We cruised south to Thompson Point, about 1/3 of the way down the coast to the Nelson River. Between Thompson Point and Cape Churchill, you should get a pretty good idea of what is building up east of Churchill and maybe a little snapshot of the overall health of the population.
Between Thompson Point and the Cape there were about 25 bears, however, the hopeful sign is that many of these bears were mothers with cubs including two sets of mothers with twins. When we got to Cape itself, a sandy spit reaching northward off the corner of the shelf, we were amazed at how many bears were gathered right there.
Another 25-30 bears were counted just in this tiny area surrounding the research tower, including 12-15 bears nestled in day beds right on the spit, lying 20-30m away from each other, if that – that’s pretty close… Mostly, these were big males, likely still around 1000 lbs, the true ‘lords’ of the arctic, bears that will never make their way to Churchill simply because they are so healthy that they don’t need to put in that extra effort. What was truly amazing, however, was that two sets of mothers and cubs were nestled into the day-beds right next to these arctic behemoths.
One mother nursed as we flew over. This was, of course, a ‘stress nursing’ event because of the helicopter’s presence but still its better than running and pretty amazing for her to even be there. As we turned and cruised past for one last look, none of the bears really seemed ready to give an inch, they all watched from their day-beds and a couple got up but none of these top performers were ready to admit that they were nervous.
Cape is known as ‘where the big bears are’ not so much for mothers and cubs hanging out there. Over that two hour trip, we saw eight family groups including four females with twins. To me, this is a really positive sign, we have not had a cub year like this for maybe five or six years. Way beyond expectations.
Another interesting encounter involved one big male, who has probably been darted by helicopter before, that quickly made his way into the water, kind of a hurried walk not a run and then stood defiant in the waters while we did a quick circle. Researchers cannot dart bears in the water for fear of drowning and some of the older males know this; that was a pretty cool thing to see. He just stood there, stared us down and waited us out… he wasn’t paying for jet fuel.

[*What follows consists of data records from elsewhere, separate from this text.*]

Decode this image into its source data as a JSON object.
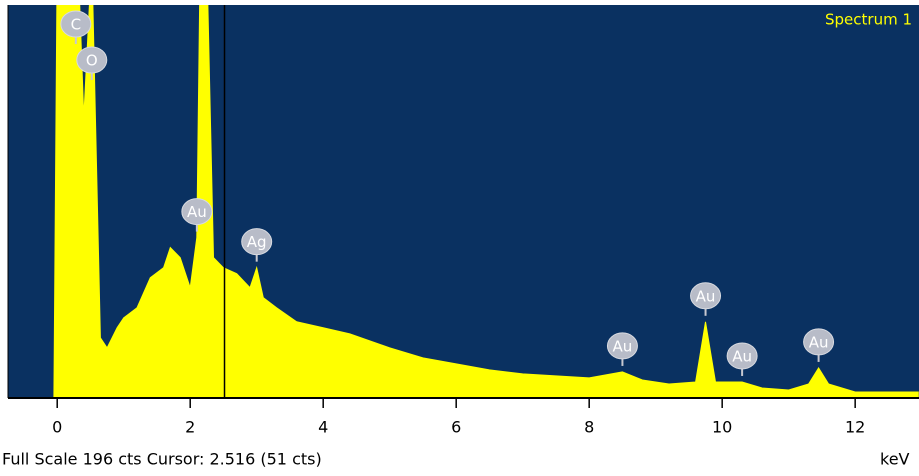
{
  "chart_data": {
    "type": "spectrum",
    "legend": "Spectrum 1",
    "color": "#ffff00",
    "background": "#0a3161",
    "x": [
      -0.05,
      0.0,
      0.28,
      0.4,
      0.52,
      0.65,
      0.75,
      0.9,
      1.0,
      1.2,
      1.4,
      1.6,
      1.7,
      1.85,
      2.0,
      2.1,
      2.15,
      2.25,
      2.35,
      2.5,
      2.7,
      2.9,
      3.0,
      3.1,
      3.3,
      3.6,
      4.0,
      4.4,
      5.0,
      5.5,
      6.0,
      6.5,
      7.0,
      7.5,
      8.0,
      8.5,
      8.8,
      9.2,
      9.6,
      9.75,
      9.9,
      10.3,
      10.6,
      11.0,
      11.3,
      11.45,
      11.6,
      12.0,
      12.5,
      12.95
    ],
    "values": [
      0,
      220,
      250,
      140,
      220,
      30,
      25,
      35,
      40,
      45,
      60,
      65,
      75,
      70,
      55,
      80,
      220,
      220,
      70,
      65,
      62,
      55,
      65,
      50,
      45,
      38,
      35,
      32,
      25,
      20,
      17,
      14,
      12,
      11,
      10,
      13,
      9,
      7,
      8,
      38,
      8,
      8,
      5,
      4,
      7,
      15,
      7,
      3,
      3,
      3
    ],
    "xlim": [
      -0.74,
      12.96
    ],
    "ylim": [
      0,
      196
    ],
    "xticks": [
      0,
      2,
      4,
      6,
      8,
      10,
      12
    ],
    "x_unit": "keV",
    "cursor": 2.516,
    "footer": "Full Scale 196 cts Cursor: 2.516  (51 cts)",
    "peak_labels": [
      {
        "label": "C",
        "x": 0.28
      },
      {
        "label": "O",
        "x": 0.52
      },
      {
        "label": "Au",
        "x": 2.1
      },
      {
        "label": "Ag",
        "x": 3.0
      },
      {
        "label": "Au",
        "x": 8.5
      },
      {
        "label": "Au",
        "x": 9.75
      },
      {
        "label": "Au",
        "x": 10.3
      },
      {
        "label": "Au",
        "x": 11.45
      }
    ]
  }
}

The ice out at Cape looks great, I would say we a pretty much on schedule for freezeup, maybe another week or ten days. LaPeruse Bay is almost locked in and same goes for Button Bay. Long spits like Halfway Point, Gordon Point and The Cape are all catching freshwater ice that pours out of the Churchill River. More pancake ice can be sen around the end of Cape, spread out along the eastern edge of Wapusk National Park. Honestly, there are already places with just enough ice for early season seal hunting, judging by the tracks to and from the ice edge near Cape, I’d say there has already been a fair degree of success.